I will assume a binary floating point representation such as IEEE-754, which consists of a fixed-width bit field containing the mantissa and a fixed-width bit field containing the exponent. For the purpose of illustration I will assume that all numbers are positive, but I don’t think extending this to handle both positive and negative numbers presents any particular challenge.
Let’s consider each number to be summed to include a high-set-bit and a low-set-bit. Each bit will have an appropriate place-value identification. Both of these bits are set, and the difference in place-value cannot exceed the width of the mantissa in the representation. In between the high-set-bit and low-set-bit for a number, there are a collection of other bits of values of zero or one, as indicated by the mantissa.
Across the array of all numbers to be summed, determine the highest place-value of the high-set-bit, and the lowest place value of the low-set-bit across the array of numbers. This could be performed in parallel using max and min reductions.
Starting from the lowest place value of the low-set-bit, up to the highest place value of the high-set-bit, do:
- identify which values have a set bit at that place value. The result of this step is a zero or one, for each thread/number (this is trivially parallelizable)
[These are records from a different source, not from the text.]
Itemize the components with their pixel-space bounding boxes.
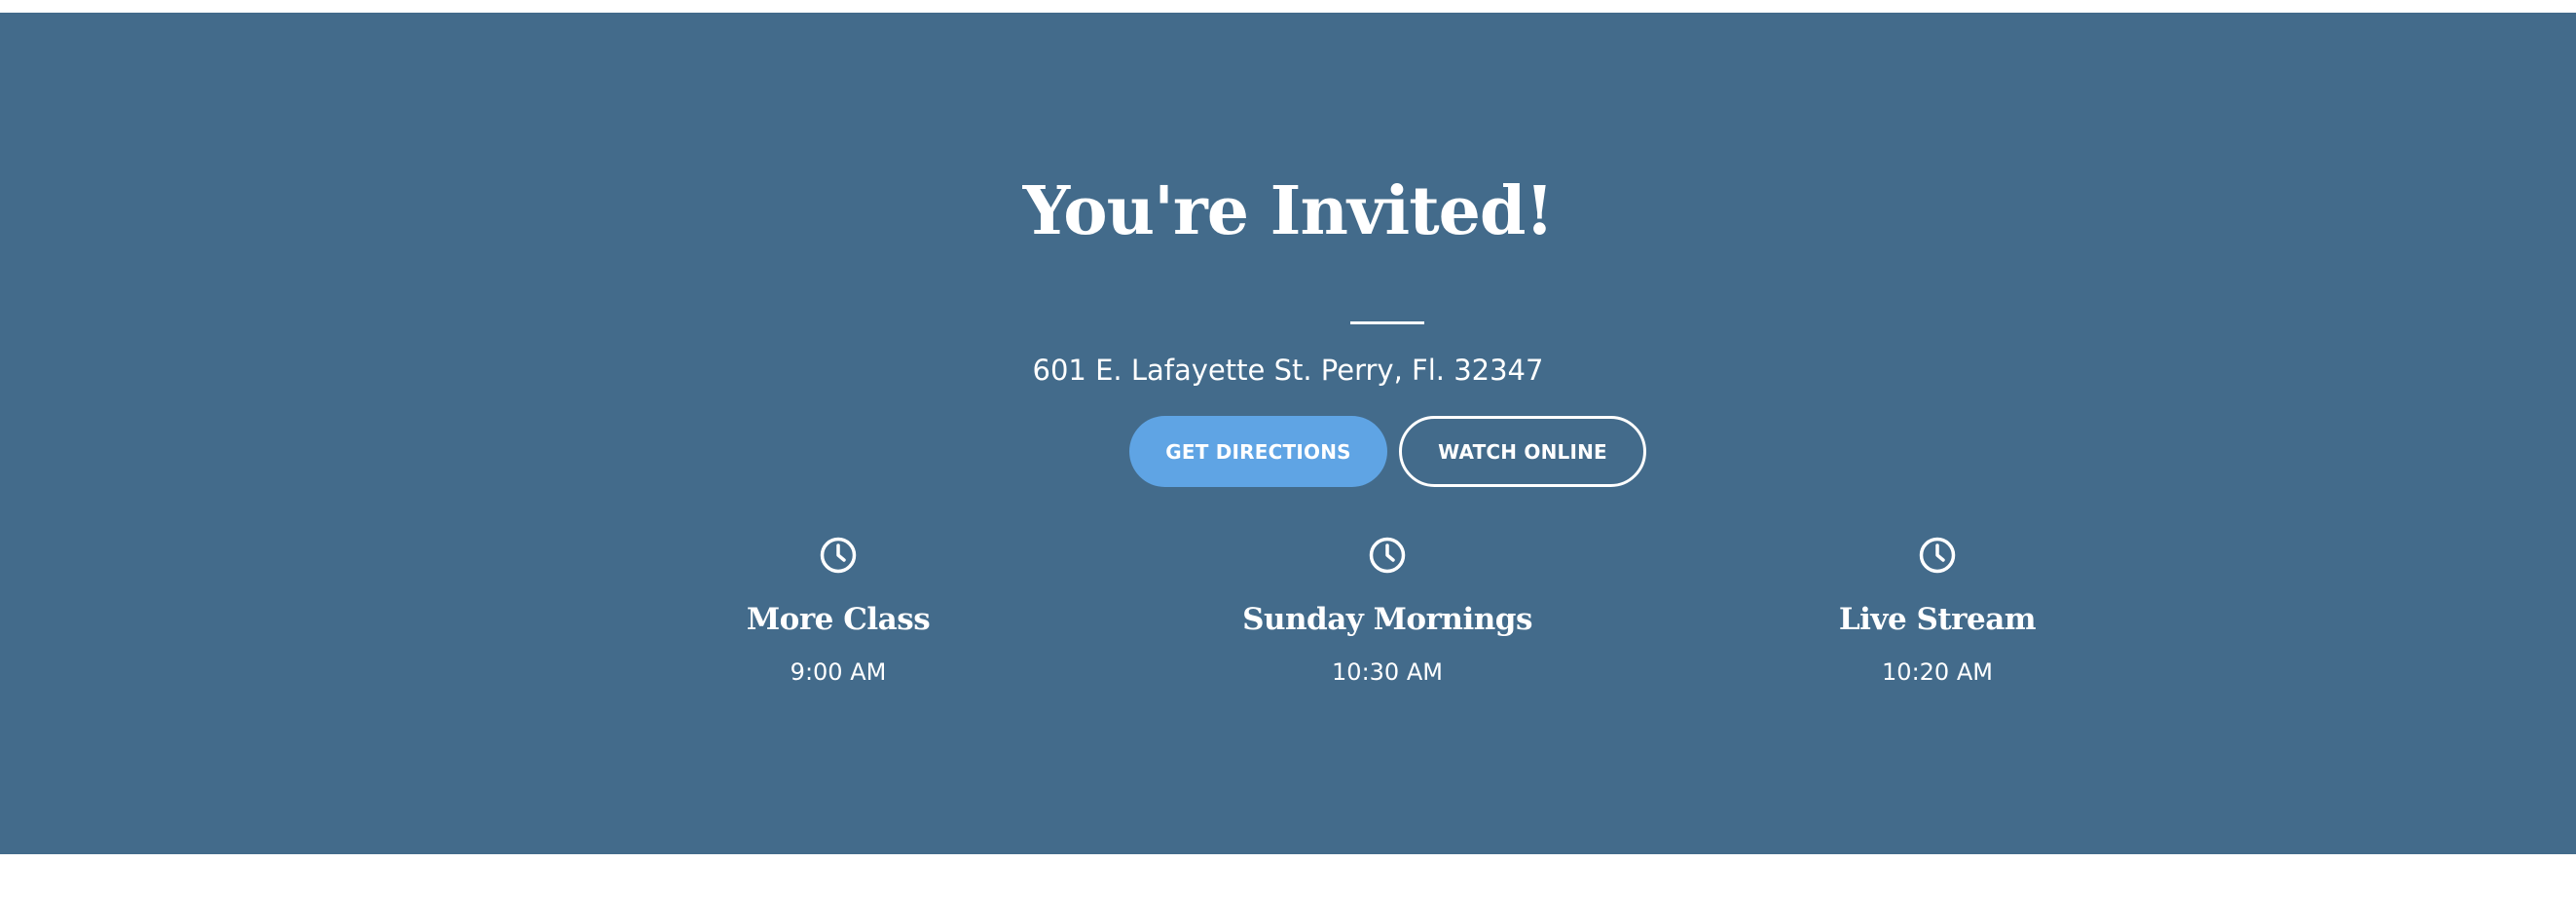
service-time: 10:20 AM: [1882, 658, 1993, 686]
get-directions-button[interactable]: GET DIRECTIONS: [1129, 416, 1387, 487]
service-item-live-stream: Live Stream 10:20 AM: [1733, 536, 2142, 687]
invitation-title: You're Invited!: [1022, 172, 1555, 250]
service-item-sunday-mornings: Sunday Mornings 10:30 AM: [1183, 536, 1592, 687]
service-name: More Class: [746, 602, 931, 637]
service-name: Sunday Mornings: [1242, 602, 1532, 637]
clock-icon: [1919, 537, 1956, 574]
church-address: 601 E. Lafayette St. Perry, Fl. 32347: [1032, 354, 1544, 387]
invitation-banner: You're Invited! 601 E. Lafayette St. Per…: [0, 13, 2576, 854]
service-name: Live Stream: [1838, 602, 2037, 637]
title-divider: [1350, 321, 1424, 324]
service-time: 10:30 AM: [1332, 658, 1443, 686]
clock-icon: [1369, 537, 1406, 574]
watch-online-button[interactable]: WATCH ONLINE: [1399, 416, 1646, 487]
service-time: 9:00 AM: [790, 658, 887, 686]
service-item-more-class: More Class 9:00 AM: [634, 536, 1043, 687]
clock-icon: [820, 537, 857, 574]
- perform a sum reduction on the output from the previous step (parallelizable)
- add the result, if any, from the previous iteration, shifted right by one bit
- using the result from the previous step, assign a zero to the final answer bit position that corresponds to the place-value for this loop iteration, if the result of the previous step is even. Otherwise assign a one to the final answer bit position for this loop iteration.
- repeat for the next iteration/place-value/bit position
Although I have indicated that the above loop must proceed from the lowest set bit position to the highest set bit position, in fact it must proceed until the highest bit position and then until the result of adding the previous iteration result, shifted right by 1, is zero.
When the final result is thus assembled, it will consist of potentially a very long binary word. That very long binary word will need to be truncated/rounded to fit in the desired result representation.
The above arithmetic is essentially all integer arithmetic, and with appropriate choice of intermediate integer quantities (e.g. unsigned long long) it should be able to handle “arbitrary” array sizes.
The above method could certainly be optimized for performance. For example, arrangement of the numbers from largest to smallest would allow entire threadblocks to retire early, or even traverse over a fixed subset of the place value range, as determined by their subset of numbers.
It’s not obvious to me that any method could give a more accurate representation of the true result than this. Furthermore there should be no variability in result, from run-to-run, or from machine-to-machine.